Strategie der Woche: Das situative Interview
16. Juli 2008
Das
Einstellungsinterview ist das am häufigsten genutzte Instrument bei der
Personalauswahl. Es wird vor allem zur Endauswahl von Bewerbern, aber
auch zu deren Zwischenauswahl, z.B. für ein nachgeschaltetes
Assessment-Center, eingesetzt. Das verwendete Interviewverfahren sollte
effizient sein und valide die geeigneten und ungeeigneten Bewerber
herausfiltern. Hierzu bietet sich das
situative Interview an.
Es ist ein strukturiertes Interview, bei dem die Fragen sorgfältig
vorausgewählt wurden und die späteren Aufgaben der Stelle abbilden. Für
ein maßgeschneidertes situatives Interview sind folgende Aspekte zu
berücksichtigen:
- Im
Rahmen einer Anforderungsanalyse werden erfolgskritische Ereignisse der
Stelle zusammengetragen und daraus die Fragen abgeleitet.

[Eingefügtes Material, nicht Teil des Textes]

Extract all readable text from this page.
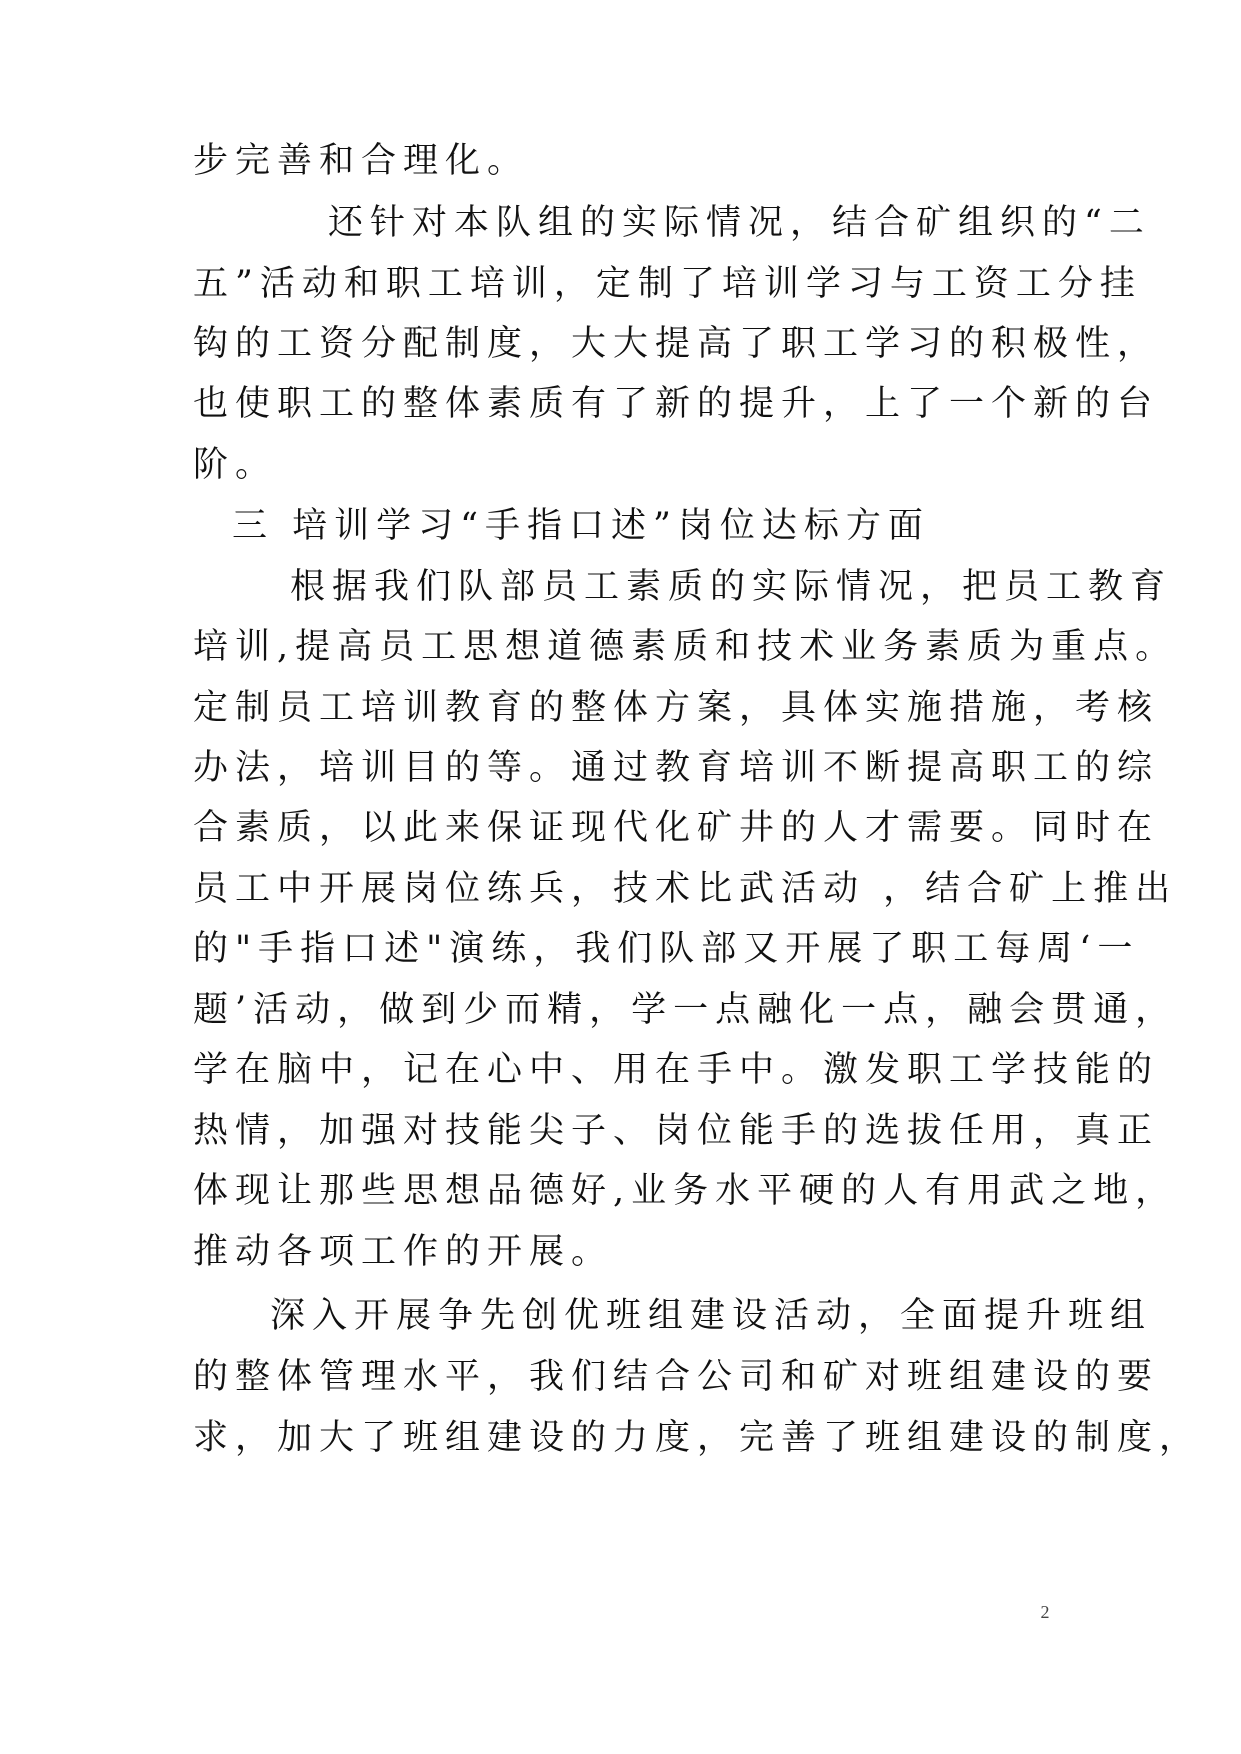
步完善和合理化。
还针对本队组的实际情况，结合矿组织的“二
五”活动和职工培训，定制了培训学习与工资工分挂
钩的工资分配制度，大大提高了职工学习的积极性，
也使职工的整体素质有了新的提升，上了一个新的台
阶。
三 培训学习“手指口述”岗位达标方面
根据我们队部员工素质的实际情况，把员工教育
培训,提高员工思想道德素质和技术业务素质为重点。
定制员工培训教育的整体方案，具体实施措施，考核
办法，培训目的等。通过教育培训不断提高职工的综
合素质，以此来保证现代化矿井的人才需要。同时在
员工中开展岗位练兵，技术比武活动 ，结合矿上推出
的"手指口述"演练，我们队部又开展了职工每周‘一
题’活动，做到少而精，学一点融化一点，融会贯通，
学在脑中，记在心中、用在手中。激发职工学技能的
热情，加强对技能尖子、岗位能手的选拔任用，真正
体现让那些思想品德好,业务水平硬的人有用武之地，
推动各项工作的开展。
深入开展争先创优班组建设活动，全面提升班组
的整体管理水平，我们结合公司和矿对班组建设的要
求，加大了班组建设的力度，完善了班组建设的制度，
2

- In den Fragen wird sich nur auf die
Tätigkeiten der Stelle konzentriert, vorurteilsbehaftete Fragen (z.B.
hinsichtlich Geschlecht, Alter etc.) bleiben außen vor.
- Schon ein oder zwei Interviewer sind beim
situativen Interview ausreichend, da noch mehr Bewerter die
Übereinstimmung in den Urteilen kaum steigern.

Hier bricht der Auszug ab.